The invocation of the holy name of Jesus is the simplest way of praying always. When the holy name is repeated often by a humbly attentive heart, the prayer is not lost by heaping up empty phrases, but holds fast to the word and “brings forth fruit with patience.” This prayer is possible “at all times” because it is not one occupation among others but the only occupation: that of loving God, which animates and transfigures every action in Christ Jesus” (2666-8).

Here’s a helpful explanation of the Jesus Prayer by John Michael Talbot:

5 thoughts on “3 Reasons to Start Praying the Jesus Prayer

  1. Matt,
    As a Byzantine Catholic I very much enjoyed your post. The Prayer of the Heart has been a part of my life for many years. There is so much out there on the Jesus Prayer. The one book that really grabbed my interest is “The Way of the Pilgrim.” If you haven’t read it yet, I highly recommend it! It is a book I enjoy reading over and over again.

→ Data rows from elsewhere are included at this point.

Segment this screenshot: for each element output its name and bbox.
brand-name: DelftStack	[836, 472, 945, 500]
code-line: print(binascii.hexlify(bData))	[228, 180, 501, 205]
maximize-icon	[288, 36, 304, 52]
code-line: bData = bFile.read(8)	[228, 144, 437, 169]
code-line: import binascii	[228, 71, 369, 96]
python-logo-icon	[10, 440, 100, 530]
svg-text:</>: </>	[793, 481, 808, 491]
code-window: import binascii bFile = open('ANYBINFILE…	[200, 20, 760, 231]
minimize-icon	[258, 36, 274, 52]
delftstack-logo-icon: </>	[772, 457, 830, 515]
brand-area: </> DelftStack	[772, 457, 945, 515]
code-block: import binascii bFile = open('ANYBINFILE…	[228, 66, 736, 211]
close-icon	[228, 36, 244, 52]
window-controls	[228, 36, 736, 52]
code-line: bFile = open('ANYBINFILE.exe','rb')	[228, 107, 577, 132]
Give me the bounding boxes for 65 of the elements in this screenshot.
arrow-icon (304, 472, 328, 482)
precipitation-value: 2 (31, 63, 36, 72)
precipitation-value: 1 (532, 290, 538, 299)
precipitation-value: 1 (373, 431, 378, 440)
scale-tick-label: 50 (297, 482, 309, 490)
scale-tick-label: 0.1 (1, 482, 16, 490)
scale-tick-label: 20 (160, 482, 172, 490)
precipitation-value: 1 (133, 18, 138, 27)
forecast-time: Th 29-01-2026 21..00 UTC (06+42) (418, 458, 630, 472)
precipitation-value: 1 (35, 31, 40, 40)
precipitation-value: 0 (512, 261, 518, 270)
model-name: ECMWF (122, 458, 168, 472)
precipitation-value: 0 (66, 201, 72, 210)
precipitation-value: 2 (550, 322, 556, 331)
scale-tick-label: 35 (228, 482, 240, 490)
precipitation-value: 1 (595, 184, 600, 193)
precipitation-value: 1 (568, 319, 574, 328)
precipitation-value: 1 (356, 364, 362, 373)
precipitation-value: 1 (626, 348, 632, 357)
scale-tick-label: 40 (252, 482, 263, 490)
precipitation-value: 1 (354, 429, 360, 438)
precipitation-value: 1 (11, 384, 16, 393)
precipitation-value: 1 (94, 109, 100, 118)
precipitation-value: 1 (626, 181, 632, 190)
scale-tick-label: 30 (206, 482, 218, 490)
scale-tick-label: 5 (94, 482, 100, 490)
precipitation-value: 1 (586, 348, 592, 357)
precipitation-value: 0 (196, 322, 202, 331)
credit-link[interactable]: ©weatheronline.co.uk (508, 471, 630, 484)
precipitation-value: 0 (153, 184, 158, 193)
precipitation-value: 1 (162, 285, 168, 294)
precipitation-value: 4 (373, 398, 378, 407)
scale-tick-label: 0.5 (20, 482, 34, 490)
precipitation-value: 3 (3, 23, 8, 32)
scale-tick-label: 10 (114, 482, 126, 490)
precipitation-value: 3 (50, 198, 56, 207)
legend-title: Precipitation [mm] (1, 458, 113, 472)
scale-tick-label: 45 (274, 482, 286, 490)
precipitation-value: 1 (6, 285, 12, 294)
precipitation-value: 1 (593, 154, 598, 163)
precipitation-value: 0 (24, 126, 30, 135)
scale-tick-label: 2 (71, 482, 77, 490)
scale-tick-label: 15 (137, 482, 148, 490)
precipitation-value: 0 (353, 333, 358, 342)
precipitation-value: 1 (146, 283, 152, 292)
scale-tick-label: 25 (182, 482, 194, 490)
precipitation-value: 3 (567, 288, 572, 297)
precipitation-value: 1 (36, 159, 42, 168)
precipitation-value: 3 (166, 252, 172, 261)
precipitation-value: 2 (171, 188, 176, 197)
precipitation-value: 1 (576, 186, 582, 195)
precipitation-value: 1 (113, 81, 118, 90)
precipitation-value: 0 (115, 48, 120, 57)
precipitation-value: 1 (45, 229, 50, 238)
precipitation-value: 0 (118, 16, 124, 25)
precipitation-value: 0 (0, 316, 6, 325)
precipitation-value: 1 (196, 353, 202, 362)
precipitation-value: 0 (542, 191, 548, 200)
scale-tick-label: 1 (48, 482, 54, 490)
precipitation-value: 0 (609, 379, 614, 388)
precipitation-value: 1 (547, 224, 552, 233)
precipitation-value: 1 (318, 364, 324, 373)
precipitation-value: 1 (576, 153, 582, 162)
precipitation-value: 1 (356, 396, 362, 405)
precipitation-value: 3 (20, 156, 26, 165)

    Keep Calm and Pray The Jesus Prayer!

  2. Excellent article. I have used the Jesus Prayer very fruitfully for more than 30 years. Just don’t call it a “mantra”!

    1. Definition of mantra: “a word or sound repeated to aid concentration in meditation.” Sounds pretty spot on to me. Just because it may have negative connotations doesn’t mean we should throw it out.

      1. But, the Jesus Prayer is a prayer, not an aid to meditation or contemplation. We are supposed mean each repetition as a real petition to our Lord. The goal is to pray that prayer continually in our hearts. Real prayer, not simply contemplation.

      2. “Mantra” wouldn’t be something that the Fathers would employ to refer to the invocation of the Name of Jesus.

        So, the use of the word “mantra” is by all means, inaccurate and foreign to Christian Mystic Prayer. Probably Matt used it as a sort of introduction to the uninformed reader.